Unfortunately, mid-way through calving, we had a few newborn calves that seemed to have problems standing up and getting their balance. But, funnily enough, it seemed only to be in the heifer's calves.

So the vet had to put down two calves, one of which I took to the lab in Kilkenny. This calf showed up with a brain infection and the recommendation was that we vaccinate our cows.

For the vaccine to be effective it has to be administered at least a month before calving so all the remaining cows that were a month out from calving have been vaccinated with Rotovac.

Thankfully, nearly all our heifers are now calved. But we will certainly be vaccinating next year.
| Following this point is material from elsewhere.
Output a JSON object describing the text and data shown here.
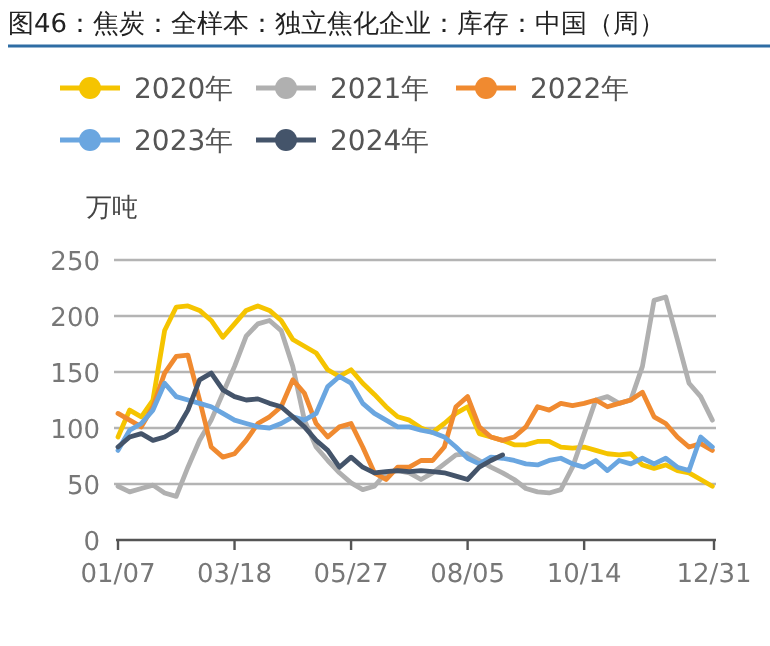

We also had a few cows showing symptoms of milk fever that needed a bottle of Calcium intravenously. So, just to check that everything was as it should be, we got the vet to take two blood samples from ten cows, which were a mix of ages, from heifers right up to mature cows.

These animals had all calved in the previous three days. Seemingly the most accurate results are got from animals shortly after calving.

These samples were also sent to the lab for a full screening and we are eagerly awaiting the results. The grass seed that was sowed after winter barley is now almost ready to graze. It got its post emergence spray for weeds last week. Our only problem is that the only animals we have for grazing this time of year are heavy cows with young calves so hopefully the weather will hold up until we get one grazing off it.

We have finished spreading fertiliser on grass. There was a few fields that had quite a bit of grass on them but, because of the closing date for spreading fertiliser, we blanket spread them because they hadn't got fertiliser for a long time and I don't want to run out of grass for October.

The beef bulls are in the shed and seem to be doing nicely. At the moment, we are building them up on concentrates.

Of course, I made a mistake last week and I introduced some wheat into their diet but the wheat was too fresh and it scoured them a little bit. So I am omitting wheat for the next two weeks. At that stage it will be cut over a month and then it will be OK to feed.

At this stage, it looks like their diet will be made up of Maxammon-treated wheat, barley and oats, some silage, straw, molasses and a mineral.

When you are trying to do them under 16-months, for some reason, the last couple of months seem to go very fast, so hopefully we are on target to get a decent weight and good fat cover.

Robin Talbot farms in partnership with his mother Pam and wife Ann in Ballacolla, Co. Laois.